Carding

He never got their names, and afterward Jeff couldn’t remember their faces. Young, he was pretty sure, and pleasant looking in a bland kind of way. Heavy set. Hair a kind of indeterminate color halfway between brown and black. Some kind of an accent he couldn’t place that disappeared the more he cocked an ear for it. Not locals, anyway.

“There’s someone gonna be comin’ along behind us,” one of them said.

“Looking for us,” the other added.

“You want something to disappear you?” He bound off his last stitch and handed the sleeve to the apprentice to sew into the sweater. The spell plucked at the edges of his concentration, looking for loose threads to unravel; a commission for one of the Pilot’s stringers, to encourage loose talking. “I can do that, no problem.”

“No, no, not at all.”

“We want him to find us.”

“He needs to see us everywhere, actually.”

“That’s what he paid for.”

He scratched the back of his neck with a bone needle. “You mind unpacking that a little?”

“We want everything to lead to us.
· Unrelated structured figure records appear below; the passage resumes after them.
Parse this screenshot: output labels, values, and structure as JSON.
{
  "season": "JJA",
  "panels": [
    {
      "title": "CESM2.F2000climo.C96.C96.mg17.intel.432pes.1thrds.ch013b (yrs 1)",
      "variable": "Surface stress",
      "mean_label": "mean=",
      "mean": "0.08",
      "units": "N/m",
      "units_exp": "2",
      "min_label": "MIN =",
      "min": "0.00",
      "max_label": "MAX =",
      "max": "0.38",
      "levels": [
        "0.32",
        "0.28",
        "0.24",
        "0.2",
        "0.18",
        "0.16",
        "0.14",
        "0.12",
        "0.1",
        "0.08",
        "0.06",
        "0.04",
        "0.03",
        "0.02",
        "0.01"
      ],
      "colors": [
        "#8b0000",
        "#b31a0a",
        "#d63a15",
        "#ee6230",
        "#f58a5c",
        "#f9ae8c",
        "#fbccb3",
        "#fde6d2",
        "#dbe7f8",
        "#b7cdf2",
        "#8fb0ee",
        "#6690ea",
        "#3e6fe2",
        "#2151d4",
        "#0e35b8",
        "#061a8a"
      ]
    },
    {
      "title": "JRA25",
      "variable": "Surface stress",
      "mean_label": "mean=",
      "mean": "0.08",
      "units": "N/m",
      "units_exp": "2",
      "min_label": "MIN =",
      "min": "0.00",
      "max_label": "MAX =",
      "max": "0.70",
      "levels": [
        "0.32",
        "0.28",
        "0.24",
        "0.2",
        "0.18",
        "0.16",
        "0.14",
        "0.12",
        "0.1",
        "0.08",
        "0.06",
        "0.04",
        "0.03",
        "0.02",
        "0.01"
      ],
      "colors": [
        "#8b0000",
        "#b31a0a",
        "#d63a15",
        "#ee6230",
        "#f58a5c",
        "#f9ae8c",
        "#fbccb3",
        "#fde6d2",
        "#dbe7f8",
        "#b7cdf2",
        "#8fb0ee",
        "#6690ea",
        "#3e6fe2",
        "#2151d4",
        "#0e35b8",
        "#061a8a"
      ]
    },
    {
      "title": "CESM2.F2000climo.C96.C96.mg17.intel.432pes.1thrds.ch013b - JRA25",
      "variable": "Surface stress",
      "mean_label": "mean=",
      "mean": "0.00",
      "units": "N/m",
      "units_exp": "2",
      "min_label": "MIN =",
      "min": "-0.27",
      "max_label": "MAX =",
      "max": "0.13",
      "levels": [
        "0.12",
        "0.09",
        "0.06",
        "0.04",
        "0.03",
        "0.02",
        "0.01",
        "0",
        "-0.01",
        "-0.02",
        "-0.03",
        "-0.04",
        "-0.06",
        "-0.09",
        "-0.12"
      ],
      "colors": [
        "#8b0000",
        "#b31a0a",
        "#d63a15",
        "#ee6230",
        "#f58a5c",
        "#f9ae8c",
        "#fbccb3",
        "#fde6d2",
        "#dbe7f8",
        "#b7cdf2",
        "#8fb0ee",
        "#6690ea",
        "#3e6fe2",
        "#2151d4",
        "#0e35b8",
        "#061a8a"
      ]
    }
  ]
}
Every sign, every newspaper ad.”

“Every half-heard conversation.”

“Every alleyway. Every change in the weather.”

“Huh.” He chewed on it for a while. They didn’t move, didn’t fidget with the swatches, just watched him with the patience of a pair of rocks. “I’m… not sure I can guarantee that.”

“You’re saying no?”

“You won’t even try?”

He held up his hands. “Now, I’m not saying that. It’s just… unprecedented, as all. That’s a big order, there, and I’m willing to try, but it’ll be pricey, and like I said, I don’t know I can speak for the results.”